Evaluation of mechanical properties of Ti–6Al–4V BCC lattice structure with different density gradient variations prepared by L-PBF

Abstract

Based on the optimized pore size distribution and relative density, the functionally graded lattice structure is capable of achieving better mechanical properties than a uniform lattice structure with similar porosity. In this study, in order to investigate the effect of the strategy of density gradient variation on the lattice structure with similar porosity, three different density gradients were designed for the BCC-based lattice structure in parallel and perpendicular to the loading direction based on Ti–6Al–4V alloy powder and laser beam powder bed fusion technology, respectively. The results showed that the elastic modulus, yield strength and compressive strength of the lattice structure with a density varying as a logarithmic function perpendicular to the loading direction were 39.91%, 51.85% and 51.72% higher than the uniform lattice structure respectively. Moreover, the layer-by-layer collapse phenomenon was the primary aspect impacting the energy absorption in the lattice structures with density gradient parallel to the loading direction.
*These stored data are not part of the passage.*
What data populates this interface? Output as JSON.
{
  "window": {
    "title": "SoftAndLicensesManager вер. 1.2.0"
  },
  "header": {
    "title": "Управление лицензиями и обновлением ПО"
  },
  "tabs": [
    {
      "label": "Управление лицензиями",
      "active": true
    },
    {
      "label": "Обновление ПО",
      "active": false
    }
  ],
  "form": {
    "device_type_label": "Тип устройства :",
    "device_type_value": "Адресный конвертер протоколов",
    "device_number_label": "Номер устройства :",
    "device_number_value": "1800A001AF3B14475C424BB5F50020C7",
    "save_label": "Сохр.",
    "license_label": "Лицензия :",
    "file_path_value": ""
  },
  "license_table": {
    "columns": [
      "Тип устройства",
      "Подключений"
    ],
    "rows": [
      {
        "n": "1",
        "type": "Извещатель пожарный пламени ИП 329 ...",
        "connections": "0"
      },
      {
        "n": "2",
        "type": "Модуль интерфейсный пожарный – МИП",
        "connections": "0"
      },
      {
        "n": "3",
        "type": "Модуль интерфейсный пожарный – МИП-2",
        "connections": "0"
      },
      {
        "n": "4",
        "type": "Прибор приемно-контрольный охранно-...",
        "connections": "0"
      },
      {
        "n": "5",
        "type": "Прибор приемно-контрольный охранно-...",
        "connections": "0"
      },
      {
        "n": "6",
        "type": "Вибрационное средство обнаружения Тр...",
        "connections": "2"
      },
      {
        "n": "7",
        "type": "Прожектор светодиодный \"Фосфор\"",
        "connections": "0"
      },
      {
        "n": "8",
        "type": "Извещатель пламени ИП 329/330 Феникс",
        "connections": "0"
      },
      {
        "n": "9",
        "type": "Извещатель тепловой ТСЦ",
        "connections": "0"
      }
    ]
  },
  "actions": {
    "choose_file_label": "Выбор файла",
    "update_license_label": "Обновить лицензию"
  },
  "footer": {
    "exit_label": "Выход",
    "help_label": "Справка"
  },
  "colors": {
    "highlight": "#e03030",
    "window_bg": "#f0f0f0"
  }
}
By observing the fracture morphology of the lattice structures, it was found that all specimens exhibited dimple and smooth plane morphological features for a mixed failure mechanism of cleavage and dimple rupture, indicating that the failure mode of the lattice structures are a combination of brittle and ductile deformation. Therefore, a reasonable density gradient design can significantly improve the mechanical properties of the lattice structure with similar porosity. This work provides valuable inspiration for the design of lattice structures in engineering applications.